Angka-angka tersebut berarti investor meminta jaminan yang lebih tinggi untuk obligasi jangka pendek, ada pandangan bahwa risiko dalam waktu dekat akan lebih besar dibandingkan ke depan. Oleh karena itu, inversi di yield tenor 3 tahun dan 10 tahun sering digunakan sebagai alat untuk memprediksi resesi yang kemungkinan bisa terjadi setidaknya dalam 18 bulan ke depan. 


Resesi adalah sebuah mimpi buruk bagi AS. Tidak cuma hanya buat AS, dampaknya menyebar ke seluruh dunia dan menjadi krisis keuangan global. Indonesia pun ikut merasakan getahnya. Oleh karena itu, mari berdoa agar AS jangan sampai resesi... 


Mungkin kita perlu memutar mesin waktu, melihat bagaimana kondisi AS saat resesi 10 tahun lalu. Supaya kita sadar bahwa periode tersebut kalau bisa jangan sampai terulang lagi. 


(BERLANJUT KE HALAMAN 2)

Resesi AS dimulai sebagai fenomena di sektor keuangan. Jadi mari kita kenang bagaimana sektor keuangan AS kala itu. 
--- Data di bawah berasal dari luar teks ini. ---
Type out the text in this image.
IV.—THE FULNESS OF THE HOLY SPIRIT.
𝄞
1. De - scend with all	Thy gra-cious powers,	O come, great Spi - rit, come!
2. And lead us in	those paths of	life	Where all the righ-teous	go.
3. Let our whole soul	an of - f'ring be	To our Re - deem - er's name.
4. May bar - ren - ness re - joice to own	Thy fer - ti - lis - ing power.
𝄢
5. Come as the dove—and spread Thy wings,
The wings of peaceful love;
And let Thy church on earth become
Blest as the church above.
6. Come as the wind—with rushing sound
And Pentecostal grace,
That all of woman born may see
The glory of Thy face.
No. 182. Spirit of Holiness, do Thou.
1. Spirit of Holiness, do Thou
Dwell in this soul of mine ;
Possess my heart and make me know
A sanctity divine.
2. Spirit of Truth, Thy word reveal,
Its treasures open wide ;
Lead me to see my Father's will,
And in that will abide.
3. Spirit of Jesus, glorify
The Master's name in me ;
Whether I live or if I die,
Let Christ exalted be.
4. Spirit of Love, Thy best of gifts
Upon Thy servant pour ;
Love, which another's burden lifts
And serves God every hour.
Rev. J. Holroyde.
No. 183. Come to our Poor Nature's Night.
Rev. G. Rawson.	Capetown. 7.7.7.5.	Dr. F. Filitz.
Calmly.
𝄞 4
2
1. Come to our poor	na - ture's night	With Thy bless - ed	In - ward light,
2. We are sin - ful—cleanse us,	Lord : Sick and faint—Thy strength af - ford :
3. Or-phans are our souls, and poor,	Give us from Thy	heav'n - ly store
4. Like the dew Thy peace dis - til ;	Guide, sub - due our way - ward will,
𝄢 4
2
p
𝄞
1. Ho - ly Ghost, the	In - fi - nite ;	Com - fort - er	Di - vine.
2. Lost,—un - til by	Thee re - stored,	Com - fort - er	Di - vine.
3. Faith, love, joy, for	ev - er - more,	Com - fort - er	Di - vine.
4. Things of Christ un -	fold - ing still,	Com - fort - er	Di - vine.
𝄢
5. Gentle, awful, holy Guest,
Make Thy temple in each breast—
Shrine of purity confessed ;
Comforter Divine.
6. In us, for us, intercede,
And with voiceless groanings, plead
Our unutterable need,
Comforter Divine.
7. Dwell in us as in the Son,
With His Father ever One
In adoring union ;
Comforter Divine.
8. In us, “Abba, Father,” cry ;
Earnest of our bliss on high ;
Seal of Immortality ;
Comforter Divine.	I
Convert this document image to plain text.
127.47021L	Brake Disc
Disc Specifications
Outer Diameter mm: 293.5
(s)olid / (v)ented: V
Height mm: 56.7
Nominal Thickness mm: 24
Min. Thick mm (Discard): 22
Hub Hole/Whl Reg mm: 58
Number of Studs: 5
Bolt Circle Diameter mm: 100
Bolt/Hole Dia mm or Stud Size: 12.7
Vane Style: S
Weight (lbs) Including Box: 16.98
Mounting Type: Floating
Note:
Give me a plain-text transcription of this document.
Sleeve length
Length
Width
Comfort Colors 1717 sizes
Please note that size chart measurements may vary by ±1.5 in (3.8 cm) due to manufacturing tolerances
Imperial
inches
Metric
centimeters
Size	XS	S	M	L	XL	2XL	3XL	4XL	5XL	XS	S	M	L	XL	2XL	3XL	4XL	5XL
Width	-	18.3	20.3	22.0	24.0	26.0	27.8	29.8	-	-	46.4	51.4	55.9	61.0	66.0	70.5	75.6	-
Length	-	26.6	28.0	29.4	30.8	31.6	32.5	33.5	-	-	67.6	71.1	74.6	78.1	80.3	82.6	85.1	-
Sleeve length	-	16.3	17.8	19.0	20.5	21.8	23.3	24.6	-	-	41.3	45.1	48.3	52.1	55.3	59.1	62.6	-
Pasar keuangan AS saat itu kacau-balau. Di Wall Street, indeks S&P 500 anjlok 38,48% dan Dow Jones Industrial Average (DJIA) amblas 33,84%. 

 

Sektor keuangan yang jatuh ke titik nadir membuat likuiditas mengetat. Kala itu, istilah liquidity crunch atau liquidity squeeze begitu menggema menggambarkan sulitnya mengakses pembiayaan. 

Pada 2009, krisis di sektor keuangan gagal dilokalisasi dan luber ke sektor riil. Dunia usaha dan rumah tangga kesulitan mengakses modal sehingga ekspansi mereka terkendala. 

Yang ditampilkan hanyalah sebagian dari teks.